Segundo informações do Jornal Folha de S. Paulo, os acusados confirmaram no processo a existência de trabalho sem remuneração, no entanto, negaram qualquer tipo de exploração e afirmaram que os fiéis eram voluntários. Uma escola, serralheria, fábrica de moldura e um salão de cabeleireiros eram os locais onde os ‘voluntariados’ realizavam serviços.

Apesar disto, de acordo com a promotora, não é possível tratar o caso como trabalho voluntário: “As ameaças de castigo e exclusão da comunidade são claras. Trabalho escravo não é só o acorrentado, mas o que tira a livre autodeterminação”, disse.

Gondim afirmou que a ação foi necessária pois a direção da igreja se recusou a assinar um termo de ajustamento de conduta para que a situação dos funcionários fosse regularizada. Além disso, a instituição se negou a indezinar causas passadas.

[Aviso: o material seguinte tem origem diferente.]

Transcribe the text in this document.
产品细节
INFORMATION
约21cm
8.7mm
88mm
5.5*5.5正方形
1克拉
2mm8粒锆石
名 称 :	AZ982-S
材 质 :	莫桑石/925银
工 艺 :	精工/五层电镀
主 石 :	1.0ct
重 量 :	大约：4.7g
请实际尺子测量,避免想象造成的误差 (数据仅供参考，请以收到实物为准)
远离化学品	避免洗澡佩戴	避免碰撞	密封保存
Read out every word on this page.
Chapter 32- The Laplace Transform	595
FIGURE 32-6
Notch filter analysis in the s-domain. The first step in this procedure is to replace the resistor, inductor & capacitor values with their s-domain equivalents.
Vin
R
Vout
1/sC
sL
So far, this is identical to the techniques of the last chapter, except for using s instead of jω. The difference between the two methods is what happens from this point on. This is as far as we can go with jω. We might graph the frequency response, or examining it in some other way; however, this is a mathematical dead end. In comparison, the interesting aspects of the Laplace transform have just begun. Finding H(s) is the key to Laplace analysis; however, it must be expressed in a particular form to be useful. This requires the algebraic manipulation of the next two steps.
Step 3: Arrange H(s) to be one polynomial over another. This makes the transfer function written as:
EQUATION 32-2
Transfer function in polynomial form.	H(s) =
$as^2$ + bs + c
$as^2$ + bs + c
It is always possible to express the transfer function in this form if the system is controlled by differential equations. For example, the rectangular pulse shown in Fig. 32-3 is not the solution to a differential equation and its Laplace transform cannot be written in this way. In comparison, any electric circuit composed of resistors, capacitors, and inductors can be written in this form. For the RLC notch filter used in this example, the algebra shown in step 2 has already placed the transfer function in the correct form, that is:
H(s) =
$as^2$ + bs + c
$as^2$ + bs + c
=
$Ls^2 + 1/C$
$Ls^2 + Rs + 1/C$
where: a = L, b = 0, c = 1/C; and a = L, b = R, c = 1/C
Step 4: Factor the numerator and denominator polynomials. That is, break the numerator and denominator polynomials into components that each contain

A promotora disse ainda que os empresários “se utilizariam dos ‘pecados’ dos fiéis como desculpa para não pagamento ou atraso de direitos trabalhistas”.
Fieis afirmaram que foram obrigados a trabalhar também para uma igreja localizada em Spindale, nos Estados Unidos, a Word of Faith. De acordo com a ação, há sinais claros entre a igreja americana e Rhema.

O processo conta também casos de estudantes que foram proibidos por pastores de ingressarem em uma faculdade após a conclusão do Ensino Médio, sob alegação de que deveriam antes prestar trabalho voluntário na igreja estrangeira.

Outras empresas americanas como a Two Mille Supply, Plastic Oddites, Inter e Integraty também são citadas por exploração de mão de obra gratuita dos membros.